HSV-Einzelkritik

Mangala muss dringend schießen lernen – Schwimmass Santos

Pollersbeck hätte in der zweiten Hälfte auch ein Kölsch trinken können. Falsche Neun Özcan wirkte wie falscher Fuffziger.

Köln. Joker Manuel Wintzheimer hat dem HSV im Aufstiegskampf der Zweiten Liga einen ganz wichtigen Punkt im Top-Spiel gerettet. Vier Minuten nach seiner Einwechslung erzielte der vom FC Bayern München verpflichtete Stürmer beim verdienten 1:1 (0:1) des Tabellen-Zweiten am Montagabend beim Spitzenreiter 1. FC Köln (85.). Die Einzelkritik der Hamburger:

Pollersbeck: Am Gegentor schuldlos. Hätte in der zweiten Halbzeit gut und gerne ein Kölsch trinken gehen können.

Sakai (bis 81.): Hatte Schwerstarbeit gegen Flügelflitzer Kainz zu verrichten – und zog in den direkten Duellen leider meist den Kürzeren.
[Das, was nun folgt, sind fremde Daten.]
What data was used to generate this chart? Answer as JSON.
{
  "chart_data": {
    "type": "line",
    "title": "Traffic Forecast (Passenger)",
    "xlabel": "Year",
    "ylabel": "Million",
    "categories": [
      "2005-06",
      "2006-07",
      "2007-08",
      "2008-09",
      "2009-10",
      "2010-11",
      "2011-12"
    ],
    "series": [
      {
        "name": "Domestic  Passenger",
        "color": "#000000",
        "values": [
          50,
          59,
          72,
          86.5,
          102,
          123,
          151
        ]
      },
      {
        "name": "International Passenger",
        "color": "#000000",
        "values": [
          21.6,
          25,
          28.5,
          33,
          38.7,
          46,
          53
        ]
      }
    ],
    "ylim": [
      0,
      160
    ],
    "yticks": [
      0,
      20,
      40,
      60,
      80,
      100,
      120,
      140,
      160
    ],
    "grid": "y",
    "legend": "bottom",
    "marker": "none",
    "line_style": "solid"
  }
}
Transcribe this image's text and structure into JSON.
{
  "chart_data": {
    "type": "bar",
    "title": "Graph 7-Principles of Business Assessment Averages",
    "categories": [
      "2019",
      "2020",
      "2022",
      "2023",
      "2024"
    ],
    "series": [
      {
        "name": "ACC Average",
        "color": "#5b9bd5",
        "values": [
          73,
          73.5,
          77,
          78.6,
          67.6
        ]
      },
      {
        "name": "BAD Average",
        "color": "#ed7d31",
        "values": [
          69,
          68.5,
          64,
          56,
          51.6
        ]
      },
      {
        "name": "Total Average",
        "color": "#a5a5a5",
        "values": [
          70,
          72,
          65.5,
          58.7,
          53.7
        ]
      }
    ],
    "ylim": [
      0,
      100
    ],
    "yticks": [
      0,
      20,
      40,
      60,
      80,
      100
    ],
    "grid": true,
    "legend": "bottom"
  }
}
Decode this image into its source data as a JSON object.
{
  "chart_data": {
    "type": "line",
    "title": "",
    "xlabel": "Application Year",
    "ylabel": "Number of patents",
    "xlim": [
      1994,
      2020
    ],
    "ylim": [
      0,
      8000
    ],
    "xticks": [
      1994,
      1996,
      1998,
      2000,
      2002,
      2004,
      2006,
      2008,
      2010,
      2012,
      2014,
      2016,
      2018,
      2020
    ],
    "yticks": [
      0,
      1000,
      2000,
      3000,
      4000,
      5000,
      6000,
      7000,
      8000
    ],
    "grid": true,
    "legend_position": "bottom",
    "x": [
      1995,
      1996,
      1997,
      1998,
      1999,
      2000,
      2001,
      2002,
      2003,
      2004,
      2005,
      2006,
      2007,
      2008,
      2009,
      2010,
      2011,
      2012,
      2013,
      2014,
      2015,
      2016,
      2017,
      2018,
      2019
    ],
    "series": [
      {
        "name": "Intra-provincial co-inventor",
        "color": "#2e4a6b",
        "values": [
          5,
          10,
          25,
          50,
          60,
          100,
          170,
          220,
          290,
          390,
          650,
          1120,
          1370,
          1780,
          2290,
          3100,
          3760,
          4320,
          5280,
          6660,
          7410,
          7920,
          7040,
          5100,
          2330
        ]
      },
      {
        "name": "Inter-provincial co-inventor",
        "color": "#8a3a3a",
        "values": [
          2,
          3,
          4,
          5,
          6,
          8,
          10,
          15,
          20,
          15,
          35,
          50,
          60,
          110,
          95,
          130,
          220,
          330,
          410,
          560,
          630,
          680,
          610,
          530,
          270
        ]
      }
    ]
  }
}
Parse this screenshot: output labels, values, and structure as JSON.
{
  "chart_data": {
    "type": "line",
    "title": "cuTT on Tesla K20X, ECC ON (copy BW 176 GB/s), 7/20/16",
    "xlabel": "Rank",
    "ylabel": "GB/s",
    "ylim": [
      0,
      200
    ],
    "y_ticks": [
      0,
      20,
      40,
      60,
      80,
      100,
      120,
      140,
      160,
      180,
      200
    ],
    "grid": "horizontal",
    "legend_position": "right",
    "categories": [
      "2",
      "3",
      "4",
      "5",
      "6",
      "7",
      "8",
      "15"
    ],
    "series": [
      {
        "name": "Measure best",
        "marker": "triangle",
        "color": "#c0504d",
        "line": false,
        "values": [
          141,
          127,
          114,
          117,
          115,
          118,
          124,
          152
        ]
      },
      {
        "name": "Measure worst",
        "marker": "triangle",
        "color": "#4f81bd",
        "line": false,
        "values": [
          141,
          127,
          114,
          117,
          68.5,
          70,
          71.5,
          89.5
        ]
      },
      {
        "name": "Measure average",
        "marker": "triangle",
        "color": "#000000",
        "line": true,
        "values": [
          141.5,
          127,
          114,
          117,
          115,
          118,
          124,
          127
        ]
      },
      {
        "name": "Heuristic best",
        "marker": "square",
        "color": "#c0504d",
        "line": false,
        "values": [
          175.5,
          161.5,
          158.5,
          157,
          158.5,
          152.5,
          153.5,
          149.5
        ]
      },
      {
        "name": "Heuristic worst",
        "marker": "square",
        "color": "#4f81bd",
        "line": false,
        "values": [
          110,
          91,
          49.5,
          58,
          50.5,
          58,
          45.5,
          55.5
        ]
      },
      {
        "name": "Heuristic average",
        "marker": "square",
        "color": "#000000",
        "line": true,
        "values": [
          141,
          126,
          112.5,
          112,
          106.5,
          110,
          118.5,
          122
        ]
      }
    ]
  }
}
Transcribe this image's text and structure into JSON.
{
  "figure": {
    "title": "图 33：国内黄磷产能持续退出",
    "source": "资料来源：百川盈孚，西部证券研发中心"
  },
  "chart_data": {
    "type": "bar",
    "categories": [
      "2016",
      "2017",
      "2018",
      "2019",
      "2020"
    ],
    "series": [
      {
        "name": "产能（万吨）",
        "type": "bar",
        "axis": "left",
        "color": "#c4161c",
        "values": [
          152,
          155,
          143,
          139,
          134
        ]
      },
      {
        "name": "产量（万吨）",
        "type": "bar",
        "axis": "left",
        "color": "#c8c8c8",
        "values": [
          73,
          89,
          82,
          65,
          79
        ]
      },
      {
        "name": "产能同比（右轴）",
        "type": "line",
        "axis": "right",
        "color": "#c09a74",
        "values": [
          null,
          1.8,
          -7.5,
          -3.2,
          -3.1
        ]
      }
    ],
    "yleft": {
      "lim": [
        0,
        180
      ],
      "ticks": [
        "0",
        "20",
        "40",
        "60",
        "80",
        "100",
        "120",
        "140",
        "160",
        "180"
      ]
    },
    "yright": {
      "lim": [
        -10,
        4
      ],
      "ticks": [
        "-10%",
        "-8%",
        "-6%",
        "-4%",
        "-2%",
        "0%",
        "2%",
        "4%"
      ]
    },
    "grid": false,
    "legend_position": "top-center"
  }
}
Auch beim Gegentor nicht gedankenschnell genug.

Wintzheimer: (ab 81.) Bessere Argumente kann ein Stürmer nicht liefern.

Lacroix: Nutzte jeden Muskel seines 1,97-Meter-Körpers, verursachte dabei aber zu oft überflüssige Standardsituationen. Und beim Kopfballduell vor dem Gegentor hätte er Dirk-Nowitzki-mäßige 2,13 Meter groß sein müssen.

Van Drongelen: Solider Kämpfer.

Santos: Dürfte sich zumindest in der ersten Halbzeit wie der einzige Schwimmer in einem Wasserballteam gefühlt haben, bei dem ein Großteil des Kollegen noch das Seepferdchen machen musste.

Janjicic: Im ersten Durchgang schwach, in der zweiten Halbzeit tipptopp.

Narey: Soll noch nach Mitternacht im Vollsprint am Kölner Dom gesehen worden sein. Großer Einsatz.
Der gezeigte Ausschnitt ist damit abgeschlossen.